В среде футуристов-писателей и художников я считался не то чтобы чужаком, но "диким": колеблющимся и непосвященным.
Так обо мне думали, должно быть, потому, что я не ввязывался в споры и одинаково не принимал ни "темно-серую" литературу Шеллеров-Михайловых, ни "сиропные" стишки Ратгаузов, ни заумные "смыки" и "мыки".
Спорил я только с постоянным посетителем дома Зданевичей поэтом Николаем Чернявским. Он был влюблен в Грузию и потому звал себя не Николаем, а по-грузински - Колау.

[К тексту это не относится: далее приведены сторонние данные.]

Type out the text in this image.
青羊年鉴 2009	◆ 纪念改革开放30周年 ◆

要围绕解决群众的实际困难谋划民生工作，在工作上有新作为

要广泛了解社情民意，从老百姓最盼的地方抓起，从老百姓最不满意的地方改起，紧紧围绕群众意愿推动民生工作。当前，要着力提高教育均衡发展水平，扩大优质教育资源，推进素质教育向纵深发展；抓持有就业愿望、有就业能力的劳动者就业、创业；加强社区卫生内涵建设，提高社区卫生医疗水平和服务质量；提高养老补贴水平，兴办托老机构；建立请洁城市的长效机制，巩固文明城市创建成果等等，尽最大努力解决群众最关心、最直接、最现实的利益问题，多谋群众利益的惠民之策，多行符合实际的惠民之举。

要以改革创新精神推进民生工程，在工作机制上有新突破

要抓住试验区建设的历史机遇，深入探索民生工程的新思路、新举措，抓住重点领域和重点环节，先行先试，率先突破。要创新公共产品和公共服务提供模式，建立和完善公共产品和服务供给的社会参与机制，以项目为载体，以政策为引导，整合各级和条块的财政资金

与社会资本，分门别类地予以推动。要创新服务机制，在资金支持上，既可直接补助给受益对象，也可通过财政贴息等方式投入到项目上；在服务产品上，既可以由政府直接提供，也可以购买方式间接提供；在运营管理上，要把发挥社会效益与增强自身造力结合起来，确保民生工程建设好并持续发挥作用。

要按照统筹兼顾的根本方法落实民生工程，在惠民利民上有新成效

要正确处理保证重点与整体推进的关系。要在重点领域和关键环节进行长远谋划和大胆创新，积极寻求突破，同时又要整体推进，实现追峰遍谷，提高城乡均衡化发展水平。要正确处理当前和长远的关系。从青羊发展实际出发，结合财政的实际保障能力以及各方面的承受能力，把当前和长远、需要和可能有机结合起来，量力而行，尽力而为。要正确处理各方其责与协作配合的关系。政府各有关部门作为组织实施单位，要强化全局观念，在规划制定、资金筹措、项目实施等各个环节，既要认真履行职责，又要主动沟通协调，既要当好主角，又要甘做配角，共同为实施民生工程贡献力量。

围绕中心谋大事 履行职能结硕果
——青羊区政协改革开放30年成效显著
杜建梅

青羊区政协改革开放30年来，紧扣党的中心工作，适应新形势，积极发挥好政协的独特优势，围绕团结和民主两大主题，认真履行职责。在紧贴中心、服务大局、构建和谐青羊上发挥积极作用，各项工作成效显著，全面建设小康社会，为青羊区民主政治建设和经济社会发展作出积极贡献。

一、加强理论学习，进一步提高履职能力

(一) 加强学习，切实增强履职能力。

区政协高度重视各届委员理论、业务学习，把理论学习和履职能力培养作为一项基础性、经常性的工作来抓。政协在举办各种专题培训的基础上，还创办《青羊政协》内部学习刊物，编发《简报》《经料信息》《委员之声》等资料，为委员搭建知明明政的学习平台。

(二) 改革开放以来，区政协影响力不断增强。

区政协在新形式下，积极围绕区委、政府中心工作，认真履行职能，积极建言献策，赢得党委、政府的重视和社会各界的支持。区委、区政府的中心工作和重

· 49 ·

Стихи он писал таким способом, что без чертежа почти невозможно было объяснить этот способ. В общем, он сначала писал основной текст стихотворения, даже довольно понятный. Но путем типографских ухищрений и игры шрифтов одно и то же стихотворение превращалось в три.
Достигалось это тем, что стихи печатались вместе, но тремя размерами шрифтов. Если вы читали только слова, набранные самым крупным шрифтом, не обращая внимания на слова, напечатанные средним или мелким шрифтом, то получался один текст.
Если же вы читали слова, набранные средним шрифтом, пропуская все остальные шрифты, то получался второй, совершенно самостоятельный текст стихотворения.
Если же вы читали самый мелкий шрифт (предположим, петит или нонпарель), то получался третий, неожиданный текст.
Этому головоломному и вгонявшему в отчаяние занятию Колау Чернявский отдавал почти все свое время.
Чтобы довести писание стихов этим способом (такие стихи назывались симфоническими) до возможного совершенства, надо было знать все шрифты и типографское дело. И Чернявский знал его блестяще.
Вообще познания Чернявского в любой области были поразительными, суждения - резкими и нетерпимыми, а, преданность всем "левейшим" течениям в искусстве безграничной.
Он мог в проливной дождь позвонить среди ночи у дверей Зданевичей, разбудить Кирилла и прочесть ему последние, дошедшие с севера стихи Хлебникова. При этом просыпалась, конечно, вся квартира, даже старин Зданевич. В силу семейных традиций старик горячо поддерживал все самое "левое" в искусстве.
Чернявский - человек совершенно одинокий - почти все дни напролет проводил у Зданевичей. Он непрерывно что-то рассказывал, доказывал, возмущался и восхищался. Его постоянными слушательницами были Валентина Кирилловна и Мария. Они не только терпели, но и любили и жалели Чернявского. У него изредка бывали припадки эпилепсии. В этих случаях звали на помощь меня.
Чернявский был удивительным разговорщиком. Ему было совершенно все равно, чем занимается его собеседник, лишь бы он его слушал. Когда Мария прибирала комнаты, он ходил следом за ней, натыкаясь на мебель, и не переставал говорить. Или торчал на кухне, когда Валентина Кирилловна готовила свой знаменитый плов, и, внезапно прерывая поток речей о живописи или грузинском правописании, давал ей ценные кулинарные советы.
Изредка Валентина Кирилловна и Мария силой вталкивали Чернявского ко мне в комнату и запирали за ним дверь на ключ. Это Чернявского не смущало, и он с полным самозабвением обрушивался на меня.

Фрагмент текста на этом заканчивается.